The market also will have to grapple with other key reports, including the second-quarter employment cost index, the University of Michigan's consumer sentiment index for July, and the July Chicago purchasing managers index.
None of the market's current reaction, though, have to do with the fundamentals of the reports. As Johnson says, "the only thing the market is really focusing on right now is the market itself."
After the S&P 500 managed to break out of an oppressive trading range a couple of weeks ago, traders want to see how much further they can stretch the exercise and make new highs. But signs of sideways trading and consolidation have become more obvious recently, pointing to the nearby end of the three-month rally in stocks.
For Johnson, and for many market analysts, the most obvious sign is the performance of the semiconductor sector, which had been red-hot over the last couple of months, and recently led the Nasdaq Composite to its highs for the year.
But over the past five trading sessions, the Philadelphia Stock Exchange Semiconductor Index, or SOX, has been underperforming both the Nasdaq and S&P 500. After rallying Wednesday on the back of strong earnings from
Texas Instruments (TXN Quote) and
Taiwan Semiconductor (TSM Quote), the SOX has fallen back over the past two sessions. On Thursday, it finished only fractionally higher, a disappointing performance compared with the other major indices.
"The risk going forward is that consolidation results in a couple of down days and that investors start taking profits," he says.

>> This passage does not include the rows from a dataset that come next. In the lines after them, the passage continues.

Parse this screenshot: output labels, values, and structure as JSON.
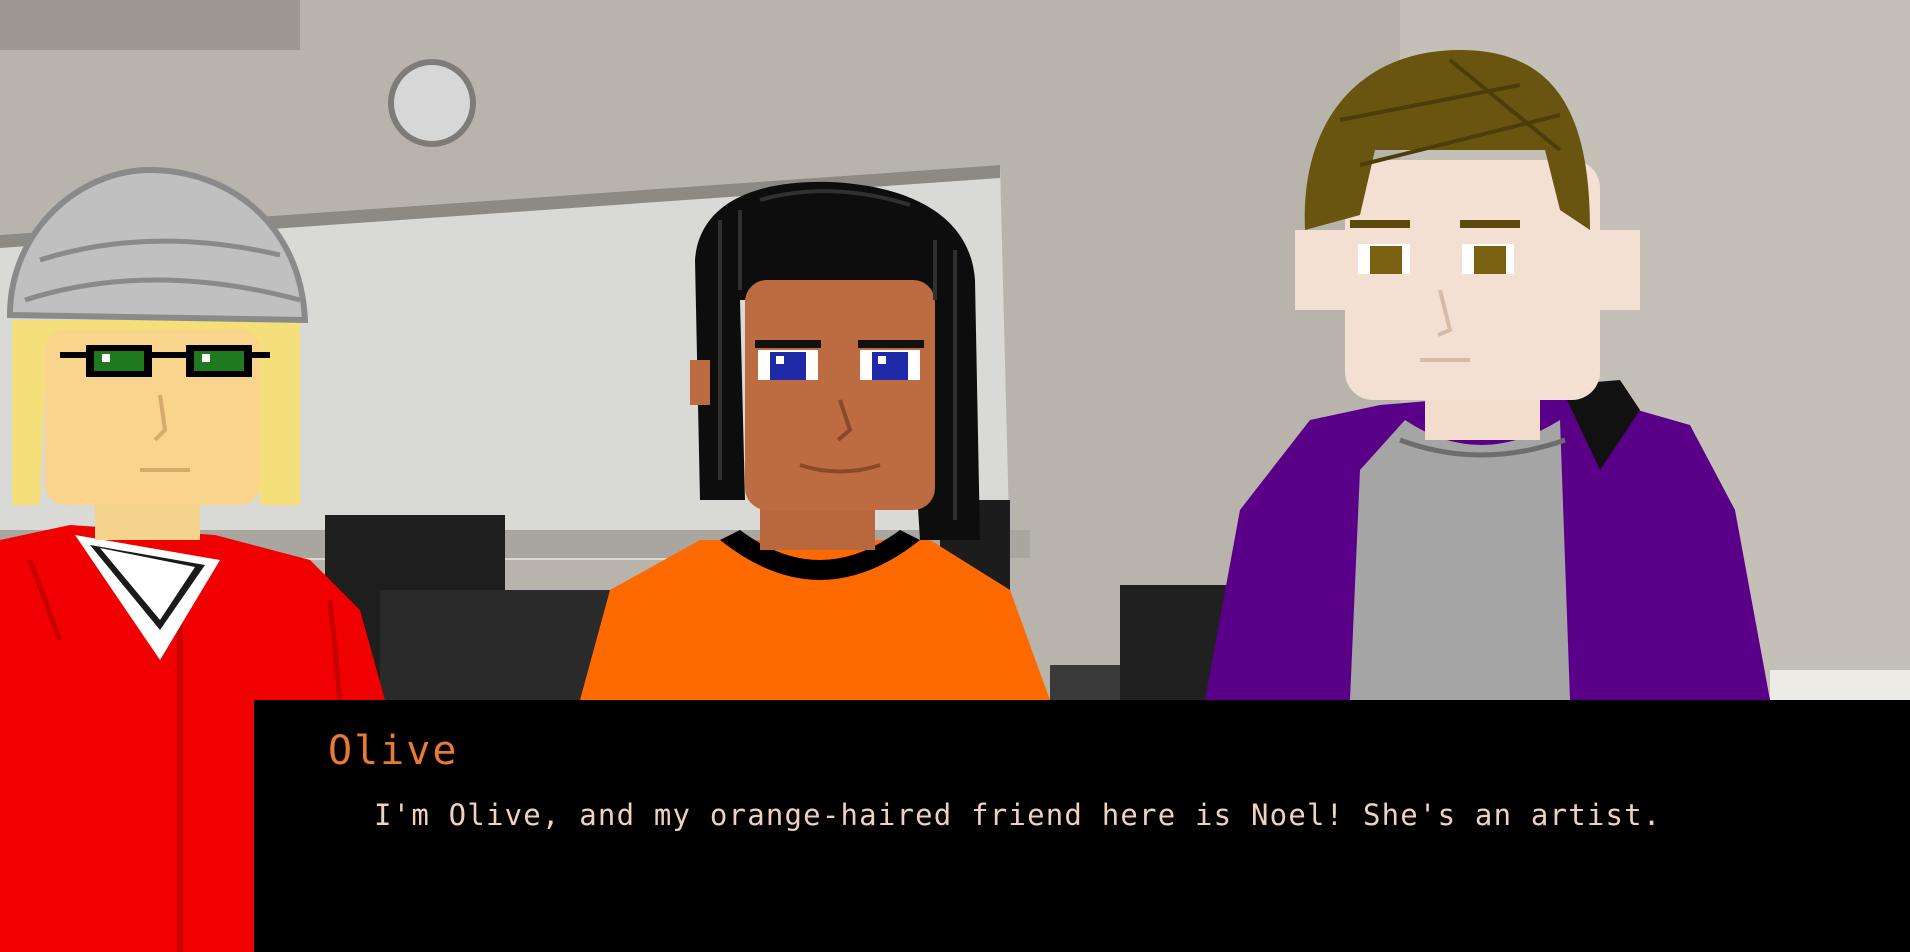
{
  "dialogue": {
    "speaker": "Olive",
    "line": "I'm Olive, and my orange-haired friend here is Noel! She's an artist."
  },
  "characters": [
    {
      "role": "left",
      "outfit": "red-hoodie",
      "hat": "grey-beanie",
      "hair": "blonde",
      "eyes": "green"
    },
    {
      "role": "center",
      "outfit": "orange-shirt",
      "hair": "black",
      "eyes": "blue"
    },
    {
      "role": "right",
      "outfit": "purple-hoodie",
      "hair": "brown",
      "eyes": "brown"
    }
  ],
  "colors": {
    "name_color": "#e87a32",
    "text_color": "#f0d2bc",
    "red_hoodie": "#f00000",
    "orange_shirt": "#ff6a00",
    "purple_hoodie": "#5a0088",
    "box_bg": "#000000"
  }
}
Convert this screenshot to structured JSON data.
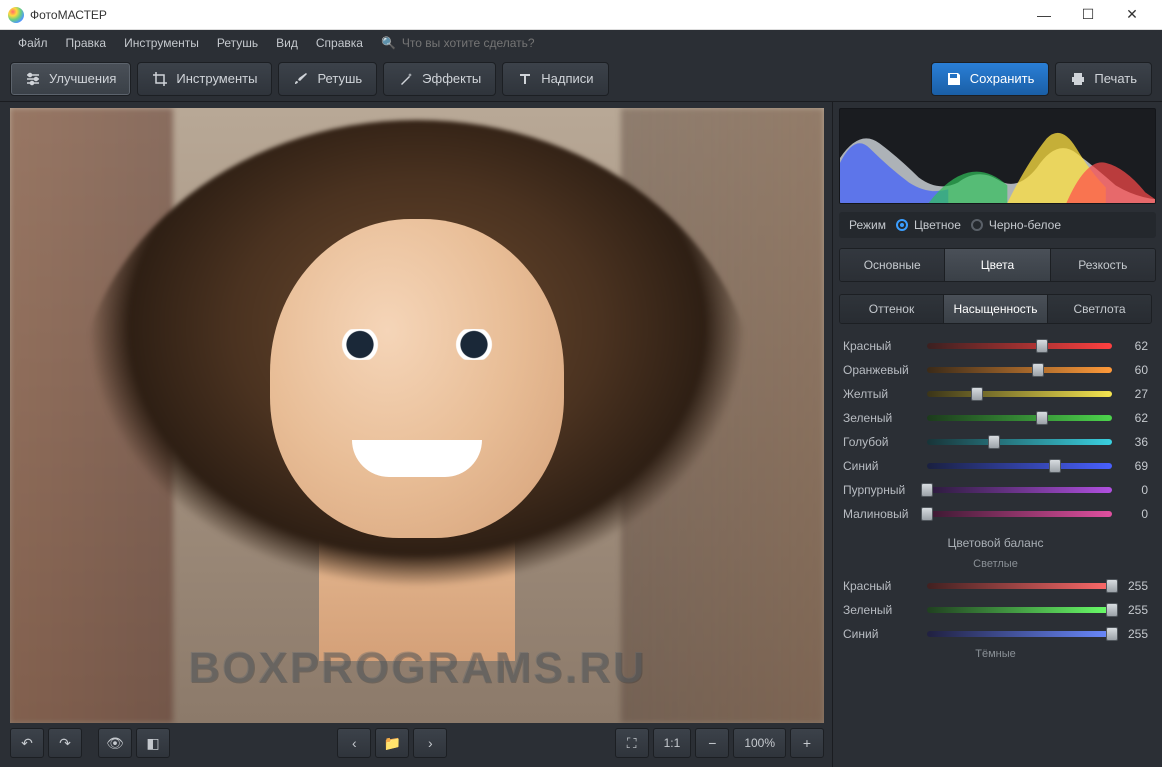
{
  "window": {
    "title": "ФотоМАСТЕР"
  },
  "menu": {
    "file": "Файл",
    "edit": "Правка",
    "tools": "Инструменты",
    "retouch": "Ретушь",
    "view": "Вид",
    "help": "Справка",
    "search_placeholder": "Что вы хотите сделать?"
  },
  "toolbar": {
    "enhance": "Улучшения",
    "tools": "Инструменты",
    "retouch": "Ретушь",
    "effects": "Эффекты",
    "text": "Надписи",
    "save": "Сохранить",
    "print": "Печать"
  },
  "bottombar": {
    "ratio": "1:1",
    "zoom": "100%"
  },
  "side": {
    "mode_label": "Режим",
    "mode_color": "Цветное",
    "mode_bw": "Черно-белое",
    "tabs": {
      "basic": "Основные",
      "colors": "Цвета",
      "sharp": "Резкость"
    },
    "subtabs": {
      "hue": "Оттенок",
      "saturation": "Насыщенность",
      "luminance": "Светлота"
    },
    "sliders": [
      {
        "label": "Красный",
        "value": 62,
        "grad": "linear-gradient(90deg,#3a2020,#ff4040)"
      },
      {
        "label": "Оранжевый",
        "value": 60,
        "grad": "linear-gradient(90deg,#3a2a18,#ff9a3a)"
      },
      {
        "label": "Желтый",
        "value": 27,
        "grad": "linear-gradient(90deg,#3a3418,#f5e550)"
      },
      {
        "label": "Зеленый",
        "value": 62,
        "grad": "linear-gradient(90deg,#1c3a1c,#4cd44c)"
      },
      {
        "label": "Голубой",
        "value": 36,
        "grad": "linear-gradient(90deg,#183438,#3ad0e0)"
      },
      {
        "label": "Синий",
        "value": 69,
        "grad": "linear-gradient(90deg,#1a2040,#4860ff)"
      },
      {
        "label": "Пурпурный",
        "value": 0,
        "grad": "linear-gradient(90deg,#2a1a3a,#b050e0)"
      },
      {
        "label": "Малиновый",
        "value": 0,
        "grad": "linear-gradient(90deg,#3a1830,#e050a0)"
      }
    ],
    "balance_title": "Цветовой баланс",
    "balance_light": "Светлые",
    "balance_dark": "Тёмные",
    "balance_sliders": [
      {
        "label": "Красный",
        "value": 255,
        "grad": "linear-gradient(90deg,#402020,#ff6a6a)"
      },
      {
        "label": "Зеленый",
        "value": 255,
        "grad": "linear-gradient(90deg,#204020,#6aff6a)"
      },
      {
        "label": "Синий",
        "value": 255,
        "grad": "linear-gradient(90deg,#202040,#6a8aff)"
      }
    ]
  },
  "watermark": "BOXPROGRAMS.RU"
}
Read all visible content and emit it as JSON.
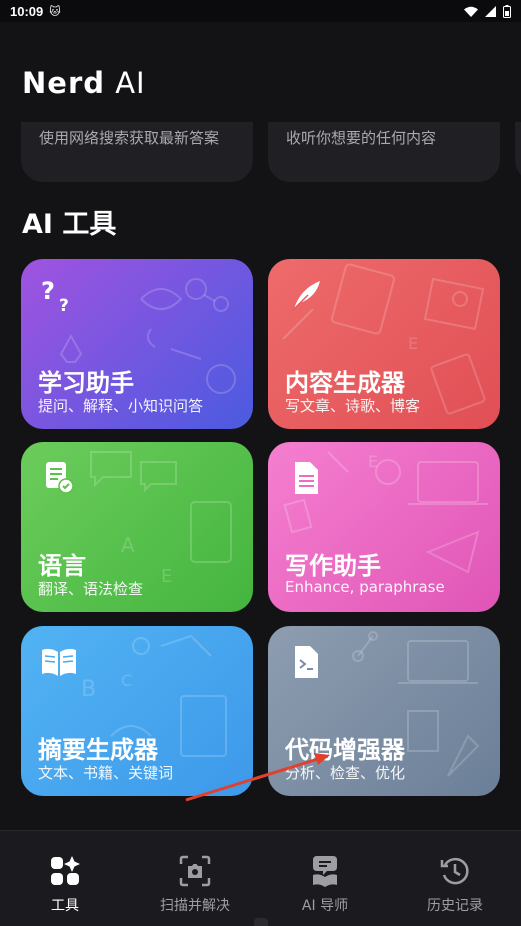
{
  "status_bar": {
    "time": "10:09"
  },
  "header": {
    "title_bold": "Nerd",
    "title_light": "AI"
  },
  "top_cards": [
    {
      "desc": "使用网络搜索获取最新答案"
    },
    {
      "desc": "收听你想要的任何内容"
    }
  ],
  "section_title": "AI 工具",
  "tools": [
    {
      "name": "学习助手",
      "sub": "提问、解释、小知识问答",
      "color_a": "#a053e0",
      "color_b": "#4a5be0",
      "icon": "question-icon"
    },
    {
      "name": "内容生成器",
      "sub": "写文章、诗歌、博客",
      "color_a": "#ee6b6b",
      "color_b": "#e04f55",
      "icon": "feather-icon"
    },
    {
      "name": "语言",
      "sub": "翻译、语法检查",
      "color_a": "#6ccc5c",
      "color_b": "#44b53f",
      "icon": "document-check-icon"
    },
    {
      "name": "写作助手",
      "sub": "Enhance, paraphrase",
      "color_a": "#f57fd0",
      "color_b": "#e055b6",
      "icon": "document-icon"
    },
    {
      "name": "摘要生成器",
      "sub": "文本、书籍、关键词",
      "color_a": "#52b3f3",
      "color_b": "#3d99ea",
      "icon": "book-icon"
    },
    {
      "name": "代码增强器",
      "sub": "分析、检查、优化",
      "color_a": "#8e9db0",
      "color_b": "#6b7f98",
      "icon": "code-file-icon"
    }
  ],
  "nav": [
    {
      "label": "工具",
      "icon": "grid-sparkle-icon",
      "active": true
    },
    {
      "label": "扫描并解决",
      "icon": "camera-scan-icon",
      "active": false
    },
    {
      "label": "AI 导师",
      "icon": "tutor-icon",
      "active": false
    },
    {
      "label": "历史记录",
      "icon": "history-icon",
      "active": false
    }
  ],
  "colors": {
    "background": "#131316",
    "card_dark": "#202024",
    "arrow": "#e0412f"
  }
}
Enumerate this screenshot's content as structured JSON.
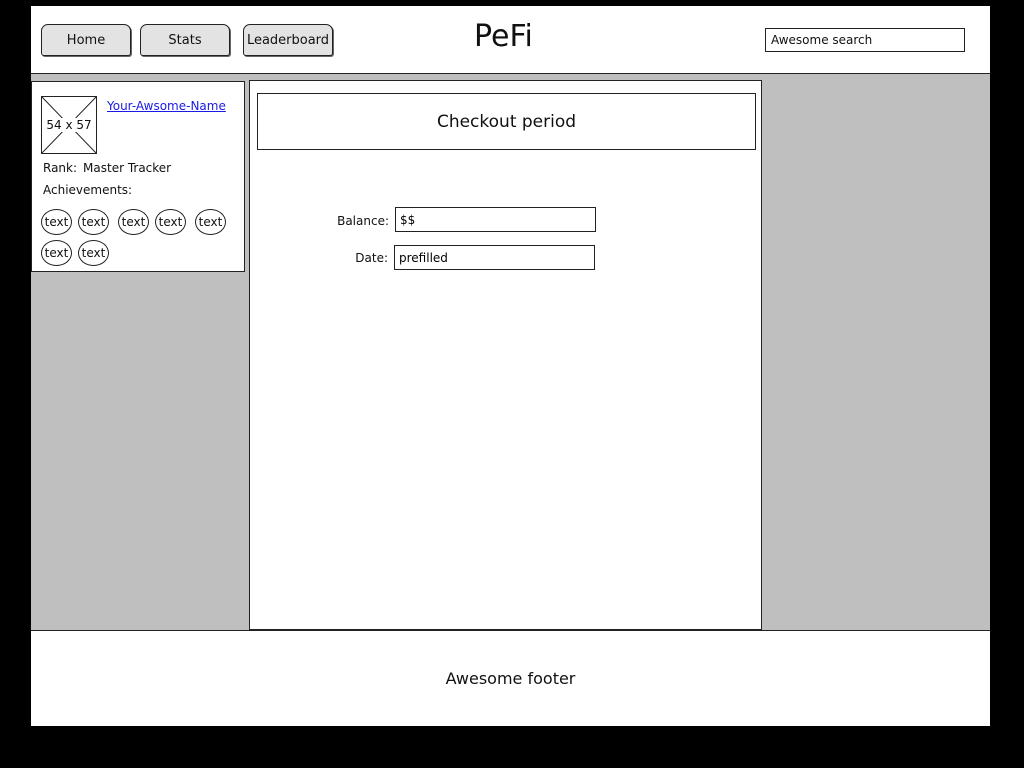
{
  "nav": {
    "tabs": [
      {
        "label": "Home"
      },
      {
        "label": "Stats"
      },
      {
        "label": "Leaderboard"
      }
    ],
    "brand": "PeFi",
    "search_placeholder": "Awesome search"
  },
  "profile": {
    "avatar_label": "54 x 57",
    "username": "Your-Awsome-Name",
    "rank_label": "Rank:",
    "rank_value": "Master Tracker",
    "achievements_label": "Achievements:",
    "achievements": [
      "text",
      "text",
      "text",
      "text",
      "text",
      "text",
      "text"
    ]
  },
  "main": {
    "title": "Checkout period",
    "fields": [
      {
        "label": "Balance:",
        "value": "$$"
      },
      {
        "label": "Date:",
        "value": "prefilled"
      }
    ]
  },
  "footer": {
    "text": "Awesome footer"
  }
}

Rick Bensignor, chief technical strategist at Morgan Stanley, believes that while "it's late in the game," the market still may have "a little more to go on the upside." Because of the S&P 500's recent uptrend, he may raise his yearly target on the S&P 500 to a range of 1250-1290, from 1240-1280 previously.
"It's not much and it's not going to be a piece of cake to get there. For investors, the risk is that three months or six months from now we won't necessarily be much higher from [current] levels on the S&P," Bensignor says. "For my part, the closer we get to 1250, the less I want to put some money in there."